Configuring a DCE Cell for Performance Jaqui Lynch Boston College
One of the major issues faced by Capacity Planners, as they move into the Distributed Computing World, is how to configure the new systems for the best performance. This paper attempts to address that question by introducing the components of DCE, and then investigating what is required to set up the DCE environment so that performance is ensured. In particular, issues relating to configuration planning are covered.
Since 1992 Boston College has been exploring the Distributed Computing world, and in late 1993 finally decided to move into that world by implementing a pilot project to test out the performance and functionality of the Distributed Computing Environment (DCE).
It was decided that the pilot should consist of setting up a DCE cell consisting of UNIX machines and personal computers running DOS and OS/2. The applications to be modelled would be chosen at a later date, once the dynamics of the environment were better understood.
Some of the issues in setting up a cell include UNIX generics, such as speed of SCSI disks and buses, etc. It is not the intent of this paper to address these, but rather to address those that are DCE specific. In order to understand what is involved in setting up a DCE cell, it is important to understand the components necessary to create the cell.
A DCE cell consists of several components: Security services, Cell Directory (CDS) services, Time services, Threads, Application servers, and Application clients. Global Directory services are used for inter and extra cell communication. A cell can be thought of as an administrative domain containing at least one of each of the following - Security server, CDS server, Threads and a Time server. Although all of the above can be configured onto one machine, keeping the cell very small, this is not the recommended solution for a large cell with many clients.
Security services are responsible for maintaining the registry of principals, authentication into the cell, and authorization for access to services, including applications. They are also responsible for encrypting data, and ensuring that passwords never travel in clear text. The security system is based on Kerberos V5 from MIT, and security is accomplished by passing encryption keys and tickets between clients, servers and the security server. Access control is done using a combination of ACLs and the UNIX permissions. It is important to clearly understand the level of security required for each application as this can have a major impact on performance. The options are typically no security or Kerberos style security. If full encryption is chosen (with Kerberos style security) then there can be a significant performance hit to implement that. It may be better to use the cryptographic checksums, except for very sensitive data. The ticket expiration time for credentials currently defaults to 168 hours. This is a value that should be changed to a much smaller value. Making this too small can cause network congestion due to users having to reestablish their credentials too frequently. Once the feature is available, it will assist performance to have a couple of readonly replicas of the security server on the network. This will reduce congestion when authenticating and authorizing access. Most vendors today are offering DCE 1.0.2 and full security replication is part of DCE 1.1 which is probably a year away.

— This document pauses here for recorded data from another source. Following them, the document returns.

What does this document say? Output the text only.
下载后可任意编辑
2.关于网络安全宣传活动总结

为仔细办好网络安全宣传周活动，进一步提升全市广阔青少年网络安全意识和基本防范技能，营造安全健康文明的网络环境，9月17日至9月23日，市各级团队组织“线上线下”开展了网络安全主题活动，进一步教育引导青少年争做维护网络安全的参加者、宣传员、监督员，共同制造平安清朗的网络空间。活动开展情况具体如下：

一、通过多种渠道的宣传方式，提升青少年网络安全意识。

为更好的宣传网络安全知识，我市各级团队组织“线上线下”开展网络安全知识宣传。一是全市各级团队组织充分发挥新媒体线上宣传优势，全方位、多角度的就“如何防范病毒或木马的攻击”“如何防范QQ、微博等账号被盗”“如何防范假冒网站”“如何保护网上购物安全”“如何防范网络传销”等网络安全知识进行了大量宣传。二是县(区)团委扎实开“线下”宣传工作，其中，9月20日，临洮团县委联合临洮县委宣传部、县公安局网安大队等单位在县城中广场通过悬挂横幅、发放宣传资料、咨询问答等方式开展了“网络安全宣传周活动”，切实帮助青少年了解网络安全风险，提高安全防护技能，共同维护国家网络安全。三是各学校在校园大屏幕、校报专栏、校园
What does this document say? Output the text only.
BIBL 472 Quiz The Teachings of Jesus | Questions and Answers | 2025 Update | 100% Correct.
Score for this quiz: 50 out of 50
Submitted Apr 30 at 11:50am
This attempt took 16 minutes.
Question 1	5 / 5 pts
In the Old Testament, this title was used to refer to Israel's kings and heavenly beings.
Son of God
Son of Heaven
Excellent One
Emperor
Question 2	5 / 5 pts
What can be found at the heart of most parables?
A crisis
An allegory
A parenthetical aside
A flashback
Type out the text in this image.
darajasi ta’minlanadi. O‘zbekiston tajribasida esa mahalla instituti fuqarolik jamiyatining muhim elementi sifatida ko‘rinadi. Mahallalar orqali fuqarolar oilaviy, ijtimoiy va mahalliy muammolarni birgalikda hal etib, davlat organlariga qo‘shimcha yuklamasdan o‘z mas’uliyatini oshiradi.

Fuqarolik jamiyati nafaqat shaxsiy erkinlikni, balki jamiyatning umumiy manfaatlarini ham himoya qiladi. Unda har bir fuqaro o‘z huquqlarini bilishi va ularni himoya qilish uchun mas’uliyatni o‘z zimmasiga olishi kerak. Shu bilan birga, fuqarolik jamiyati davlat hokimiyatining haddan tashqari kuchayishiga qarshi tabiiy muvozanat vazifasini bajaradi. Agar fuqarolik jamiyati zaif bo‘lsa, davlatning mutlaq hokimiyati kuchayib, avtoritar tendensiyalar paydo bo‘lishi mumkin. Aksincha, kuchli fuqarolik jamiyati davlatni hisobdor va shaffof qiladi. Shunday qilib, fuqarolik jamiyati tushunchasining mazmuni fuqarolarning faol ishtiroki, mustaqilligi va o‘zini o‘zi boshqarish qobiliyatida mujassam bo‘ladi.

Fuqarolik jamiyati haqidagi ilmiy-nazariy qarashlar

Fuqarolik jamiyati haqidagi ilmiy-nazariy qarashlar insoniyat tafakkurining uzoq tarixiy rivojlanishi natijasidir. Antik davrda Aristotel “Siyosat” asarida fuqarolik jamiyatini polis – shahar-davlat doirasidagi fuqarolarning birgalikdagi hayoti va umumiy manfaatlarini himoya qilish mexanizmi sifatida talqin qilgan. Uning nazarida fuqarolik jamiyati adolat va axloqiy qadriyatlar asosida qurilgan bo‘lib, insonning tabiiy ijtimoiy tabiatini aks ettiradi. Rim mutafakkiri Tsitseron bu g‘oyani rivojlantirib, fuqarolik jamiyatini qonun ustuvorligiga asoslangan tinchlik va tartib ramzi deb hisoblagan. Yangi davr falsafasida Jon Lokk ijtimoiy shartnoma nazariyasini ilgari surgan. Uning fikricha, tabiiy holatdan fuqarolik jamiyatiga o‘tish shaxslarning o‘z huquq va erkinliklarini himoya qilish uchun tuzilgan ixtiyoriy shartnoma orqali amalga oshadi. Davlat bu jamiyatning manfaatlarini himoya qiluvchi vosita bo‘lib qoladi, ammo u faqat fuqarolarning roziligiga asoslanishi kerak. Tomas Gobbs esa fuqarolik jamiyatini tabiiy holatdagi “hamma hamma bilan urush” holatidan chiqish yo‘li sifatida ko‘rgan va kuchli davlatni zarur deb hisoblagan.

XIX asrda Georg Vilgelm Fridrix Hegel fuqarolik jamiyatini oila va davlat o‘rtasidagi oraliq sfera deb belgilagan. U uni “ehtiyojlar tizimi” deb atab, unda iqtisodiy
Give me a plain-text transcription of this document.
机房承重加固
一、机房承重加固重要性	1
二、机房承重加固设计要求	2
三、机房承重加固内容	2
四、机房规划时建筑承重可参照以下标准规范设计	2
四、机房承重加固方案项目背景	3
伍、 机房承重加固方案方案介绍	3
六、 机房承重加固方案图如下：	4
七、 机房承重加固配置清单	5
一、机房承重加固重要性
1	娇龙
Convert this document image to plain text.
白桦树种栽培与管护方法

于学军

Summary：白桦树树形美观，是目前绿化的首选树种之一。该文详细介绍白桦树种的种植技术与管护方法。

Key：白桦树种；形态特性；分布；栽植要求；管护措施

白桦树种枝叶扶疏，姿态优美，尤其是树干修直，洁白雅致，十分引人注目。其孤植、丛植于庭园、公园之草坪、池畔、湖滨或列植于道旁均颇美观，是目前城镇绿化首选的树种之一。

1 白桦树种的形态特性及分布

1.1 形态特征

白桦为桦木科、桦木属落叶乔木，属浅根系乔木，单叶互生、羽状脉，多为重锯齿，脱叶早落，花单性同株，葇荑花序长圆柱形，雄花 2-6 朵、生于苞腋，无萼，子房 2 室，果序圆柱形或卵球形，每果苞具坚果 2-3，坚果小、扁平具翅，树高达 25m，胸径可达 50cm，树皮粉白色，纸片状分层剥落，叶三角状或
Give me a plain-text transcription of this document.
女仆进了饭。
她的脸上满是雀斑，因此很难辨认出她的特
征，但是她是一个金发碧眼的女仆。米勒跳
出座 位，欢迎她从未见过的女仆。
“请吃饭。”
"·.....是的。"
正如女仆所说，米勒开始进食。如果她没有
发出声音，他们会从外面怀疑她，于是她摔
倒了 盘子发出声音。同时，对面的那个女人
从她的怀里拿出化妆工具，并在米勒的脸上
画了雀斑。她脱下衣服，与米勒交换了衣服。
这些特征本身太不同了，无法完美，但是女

The prime function of Cell Directory services is to keep track of where principals are in the cell. The directory has an entry for every principal, such as an application server or a service, and its associated location. Whenever a server comes up, it registers its status and location with the CDS, and when it terminates the server should also notify the CDS.
Distributed Time Services is a way of ensuring that all of the clocks in the network stay in sync. Because of clock drift it is possible for the clocks to get out of sync, which causes problems in following audit trails, and in the security arena. The key generation is based partially on time, and authentication will fail if there is more than a 5 minute (default) time difference between machines.
The last required component is Threads, which can be compared to TCBs in the MVS world. Threads allow the server program to have multiple clients executing under its control. Some operating systems are automatically threaded, but others are not and will require the addition of threads for the DCE world. Threads allow parallelism within and across systems and allow the programmers to code overlap into their programs.
Good threads programming requires the use of mutex locks (similar to enq/deq) on shared variables and has many of the same issues that come up with the use of enq/deq - specifically the fact that good programming discipline is required and locks should always be obtained in the same order. Performance can be affected by lock conflicts, locks being held longer than necessary or deadly embraces. Finally the main program should have a failsafe way of knowing when the last thread has finished (if main waits on that thread) or that the thread has abended, otherwise that program may go into an endless wait on the thread.
Moving to the DCE world involves dealing with many issues that can affect performance. Designing the cell involves resolving many of these issues at the beginning and also requires an indepth knowledge of the network topology, as this affects how the cell is set up. An example of this occurs in the areas of CDS and DTS advertising. These servers advertise their presence by broadcasting information. Broadcasts cannot traverse routers so it is important to ensure that additional servers are put in place should it become necessary to go across routers within the cell. This may involve setting up additional readonly CDS systems and courier DTS systems. The use of readonly (there is no write replication) CDS replicas is highly recommended, as everything goes through the CDS and this is where most bottlenecks occur.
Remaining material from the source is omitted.